ERIC Number: ED031261
Record Type: RIE
Publication Date: 1969-May
Reference Count: N/A
Determination of Statistical Clumps.
The exponential growth in the literature of most fields has produced a near crisis situation for the people who provide storage and retrieval facilities for this same literature. One useful tool suggested for anyone interested in mechanizing the process of information storage and retrieval requires that vocabulary used in the system be divided into groups of words, each group representing a different subarea of the initial field. It is the intention of the present paper to show why the problem of subdividing a vocabulary is best handled by computer. Of a number of existing techniques, one which seems appropriate is selected, modified, and certain improvements are suggested. The results described in this report are equally valid for any collection of objects--obeying a minimum set of requirements--which must be divided into smaller groups, the groups being defined in a statistical sense. (Author)

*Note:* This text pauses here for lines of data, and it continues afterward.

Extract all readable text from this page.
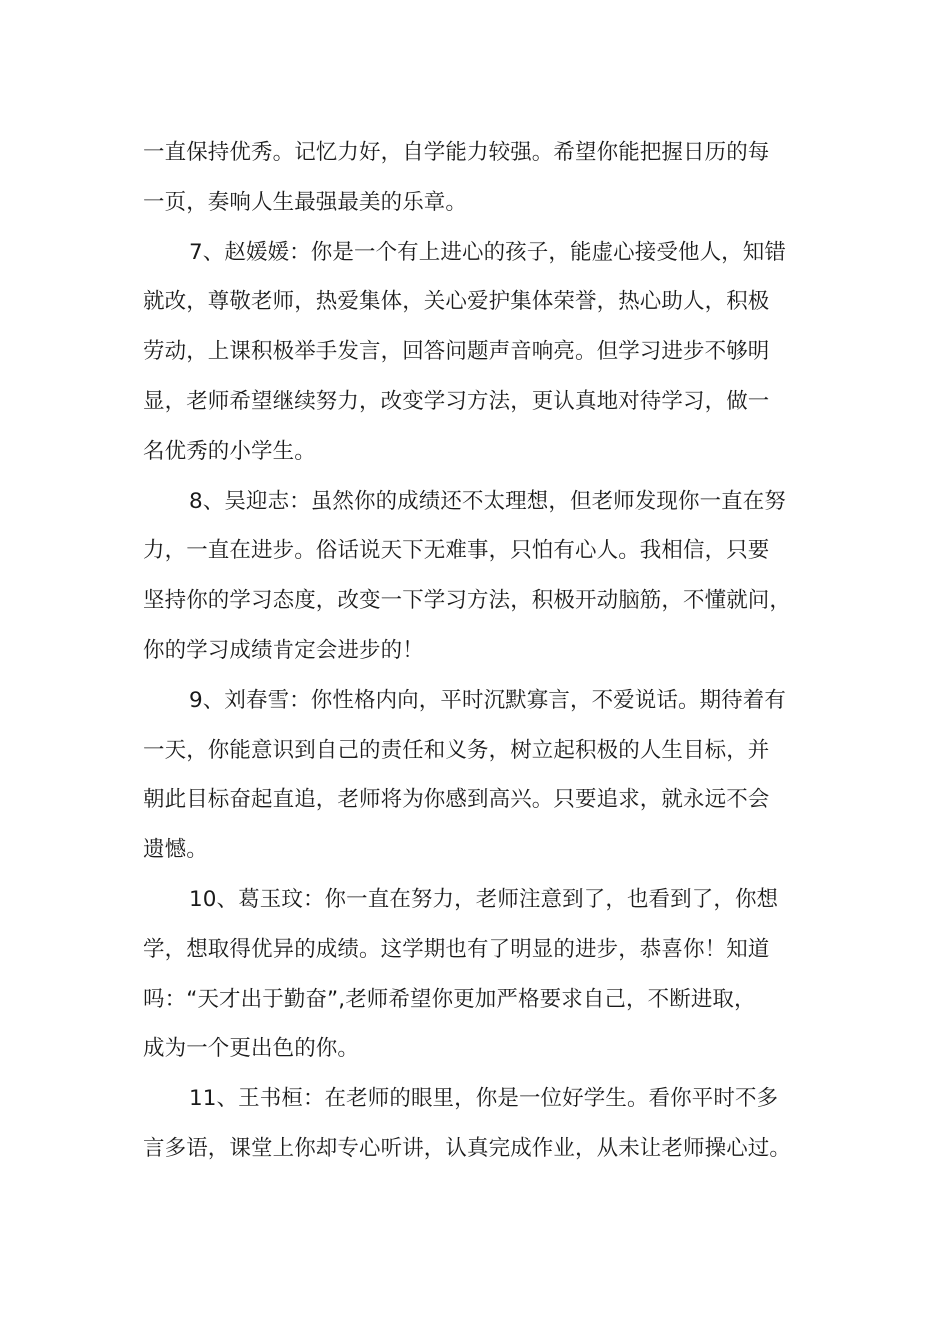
一直保持优秀。记忆力好，自学能力较强。希望你能把握日历的每
一页，奏响人生最强最美的乐章。

7、赵媛媛：你是一个有上进心的孩子，能虚心接受他人，知错
就改，尊敬老师，热爱集体，关心爱护集体荣誉，热心助人，积极
劳动，上课积极举手发言，回答问题声音响亮。但学习进步不够明
显，老师希望继续努力，改变学习方法，更认真地对待学习，做一
名优秀的小学生。

8、吴迎志：虽然你的成绩还不太理想，但老师发现你一直在努
力，一直在进步。俗话说天下无难事，只怕有心人。我相信，只要
坚持你的学习态度，改变一下学习方法，积极开动脑筋，不懂就问，
你的学习成绩肯定会进步的！

9、刘春雪：你性格内向，平时沉默寡言，不爱说话。期待着有
一天，你能意识到自己的责任和义务，树立起积极的人生目标，并
朝此目标奋起直追，老师将为你感到高兴。只要追求，就永远不会
遗憾。

10、葛玉玟：你一直在努力，老师注意到了，也看到了，你想
学，想取得优异的成绩。这学期也有了明显的进步，恭喜你！知道
吗：“天才出于勤奋”,老师希望你更加严格要求自己，不断进取，
成为一个更出色的你。

11、王书桓：在老师的眼里，你是一位好学生。看你平时不多
言多语，课堂上你却专心听讲，认真完成作业，从未让老师操心过。
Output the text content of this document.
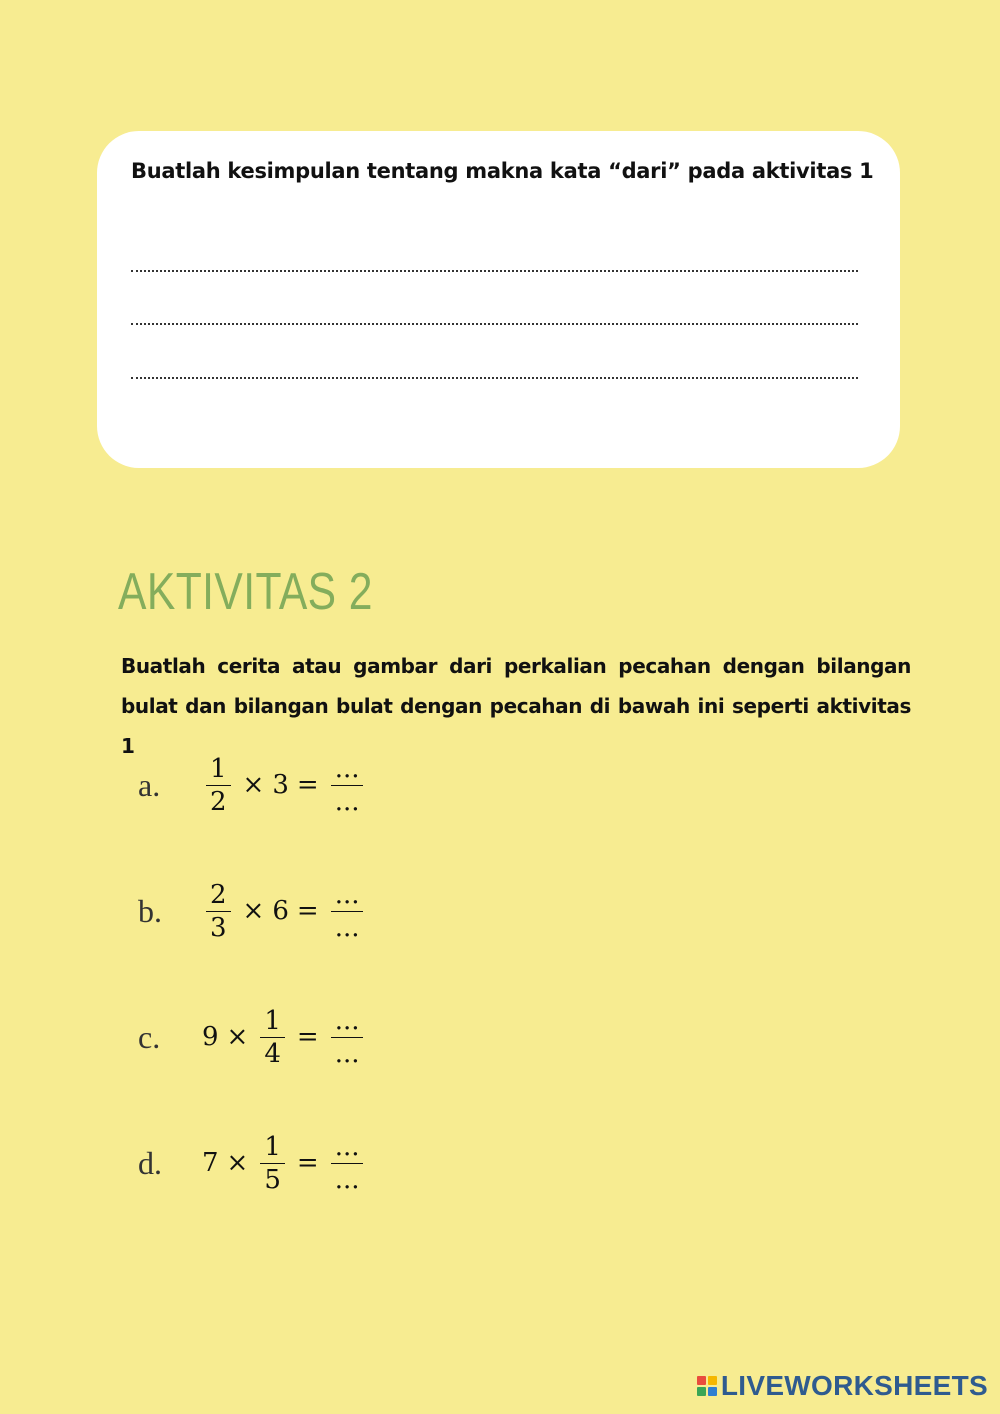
Buatlah kesimpulan tentang makna kata “dari” pada aktivitas 1
AKTIVITAS 2
Buatlah cerita atau gambar dari perkalian pecahan dengan bilangan bulat dan bilangan bulat dengan pecahan di bawah ini seperti aktivitas 1
a.	$\frac{1}{2} \times 3 = \frac{...}{...}$
b.	$\frac{2}{3} \times 6 = \frac{...}{...}$
c.	$9 \times \frac{1}{4} = \frac{...}{...}$
d.	$7 \times \frac{1}{5} = \frac{...}{...}$
LIVEWORKSHEETS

Descriptors: Automation, Cluster Grouping, Correlation, Indexing, Information Retrieval, Information Storage, Statistical Analysis, Subject Index Terms, Vocabulary, Word Frequency
Clearinghouse for Federal Scientific and Technical Information, Springfield, Va. 22151 (PB 184 136, MF-$0.65, HC-$3.00)
Publication Type: N/A
Education Level: N/A
Sponsor: National Science Foundation, Washington, DC.
Authoring Institution: Pennsylvania Univ., Philadelphia. Moore School of Electrical Engineering.
Note: Master's thesis, Moore School of Electrical Engineering, University of Pennsylvania, 1969.